Fully Connected Networks Flashcards
What is the purpose of the synapse in human memory?
The synapse is a ‘gap’ between neurons. When neurons want to communicate over this gap, they send chemicals called neurotransmitters into the synapse.
When it successfully communicates, that gap gets stronger and more accurate, allowing faster recall.
What is the purpose of the input layer in deep learning?
The input layer takes a set of inputs and passes them through several weighted edges into a ‘hidden’ layer. For example, in the case of an image, the input layer is each individual pixel in that image.
What is the purpose of the hidden layer in deep learning?
The hidden layers in a DL network are a black box - they are neuron layers hidden from the user in-between the input and output.

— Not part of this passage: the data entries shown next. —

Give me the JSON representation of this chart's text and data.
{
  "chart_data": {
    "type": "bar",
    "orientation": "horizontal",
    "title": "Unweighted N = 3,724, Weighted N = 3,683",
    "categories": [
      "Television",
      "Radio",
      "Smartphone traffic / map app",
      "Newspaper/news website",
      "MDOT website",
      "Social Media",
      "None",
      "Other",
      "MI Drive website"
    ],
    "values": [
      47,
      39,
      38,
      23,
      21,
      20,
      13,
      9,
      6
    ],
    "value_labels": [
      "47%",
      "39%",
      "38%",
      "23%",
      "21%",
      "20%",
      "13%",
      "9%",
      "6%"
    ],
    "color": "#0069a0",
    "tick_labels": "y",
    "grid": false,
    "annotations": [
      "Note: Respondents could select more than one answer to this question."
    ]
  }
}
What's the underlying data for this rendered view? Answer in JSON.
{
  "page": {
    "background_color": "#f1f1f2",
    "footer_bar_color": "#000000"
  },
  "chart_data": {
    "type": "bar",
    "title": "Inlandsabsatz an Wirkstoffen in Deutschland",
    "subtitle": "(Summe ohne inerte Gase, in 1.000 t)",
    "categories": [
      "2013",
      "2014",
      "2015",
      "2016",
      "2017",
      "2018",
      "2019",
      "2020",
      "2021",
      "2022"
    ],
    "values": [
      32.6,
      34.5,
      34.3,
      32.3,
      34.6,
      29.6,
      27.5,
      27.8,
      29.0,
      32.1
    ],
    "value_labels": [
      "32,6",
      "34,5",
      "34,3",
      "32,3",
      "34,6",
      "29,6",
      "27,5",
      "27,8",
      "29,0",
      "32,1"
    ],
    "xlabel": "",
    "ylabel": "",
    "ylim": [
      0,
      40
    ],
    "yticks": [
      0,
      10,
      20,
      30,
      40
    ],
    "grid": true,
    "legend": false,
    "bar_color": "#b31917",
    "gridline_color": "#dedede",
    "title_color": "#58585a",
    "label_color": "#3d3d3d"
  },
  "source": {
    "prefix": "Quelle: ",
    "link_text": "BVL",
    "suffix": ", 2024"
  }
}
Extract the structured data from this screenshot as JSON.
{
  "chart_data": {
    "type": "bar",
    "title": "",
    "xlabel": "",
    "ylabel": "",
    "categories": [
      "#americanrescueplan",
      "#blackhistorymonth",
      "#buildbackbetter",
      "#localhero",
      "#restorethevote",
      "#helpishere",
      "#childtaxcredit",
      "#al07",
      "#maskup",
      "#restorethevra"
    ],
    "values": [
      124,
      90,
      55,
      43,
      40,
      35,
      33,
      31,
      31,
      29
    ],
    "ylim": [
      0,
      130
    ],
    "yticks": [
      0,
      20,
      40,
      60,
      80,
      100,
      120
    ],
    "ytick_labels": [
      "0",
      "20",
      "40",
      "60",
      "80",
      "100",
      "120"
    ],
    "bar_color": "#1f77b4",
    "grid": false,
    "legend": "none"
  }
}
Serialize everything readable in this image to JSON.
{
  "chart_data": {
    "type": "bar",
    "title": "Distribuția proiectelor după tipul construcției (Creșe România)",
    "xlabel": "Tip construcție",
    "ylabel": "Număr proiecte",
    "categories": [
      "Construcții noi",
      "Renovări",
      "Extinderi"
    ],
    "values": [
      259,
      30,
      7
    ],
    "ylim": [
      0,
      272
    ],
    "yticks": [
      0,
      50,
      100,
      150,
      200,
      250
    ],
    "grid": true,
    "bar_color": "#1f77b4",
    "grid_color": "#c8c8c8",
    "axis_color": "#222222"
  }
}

Weighted edges carry data from one neuron to another, performing transformations on those values non-linearly using activation functions.
What is the purpose of the output layer in deep learning?
The output layer defines the different classes of output. In the case of a Boolean output, we would have 1 or 2 neurons, representing ‘true’ or ‘false’.
What is the purpose of a loss function in deep learning?
A loss function is a function that measures how badly the AI system did at predicting a labelled output using some ‘badness’ score, comparing predicted to actual.
What is the purpose of the optimizer in deep learning?
The optimizer takes the loss value produced by our loss function and adjusts the weights between our neurons to allow our network to ‘learn’.
What is the purpose of activation functions in deep learning?
They introduce non-linearity into the network, transforming the summed weighted input to a node to an output that can be passed on.
What is backpropagation?
Backpropagation is a technique to allow a network to learn by mathematically propagating the value a loss function produces backwards through the network, adjusting weight values.
How is gradient descent used to optimise our network?
Gradient descent is an algorithm used to find a local minimum of a differentiable function.
If we can find weighted values such that they produce a local minimum for our loss values (a point where the loss is exactly zero), we have a perfect model.
What would happen if we didn’t use activation functions?
Our network would essentially reduce to a linear regression, where the relationships in our data would be all part of one straight line.
What are the steps to performing backpropagation on a neural network?
Firstly, draw a batch of training samples and corresponding targets. Then, run the network on those values to obtain a set of predictions.
Compute the loss of the network (the mismatch between the predictions and the targets), and update the weights of the network in such a way that we slightly reduce the loss on that batch.
What happens if we leave our step size too high?
Think of it like a wheel rolling down a hill - if it goes too fast, it will jump straight past the minima, perhaps finding a less optimal point. If it goes too slow, it will never reach it. We need a perfect step size that will allow us to hit the minima without jumping it.
What are hyperparameters?
Hyperparameters are global parameters that do not change as the network is running, but can also be optimised to help the network reach an optimised state. Step size (or learning rate) is a hyperparameter.
What is an epoch?
An epoch is a hyperparameter - a single pass-through of the network by the training samples. The more epochs we set, the more times the data will be trained on the training set.
What is batch size?
Batch size is the partition size of training data to be passed through the network at any one time. If we have 100 bits of data, and our batch size is 10, for each epoch, we will send through 10 batches.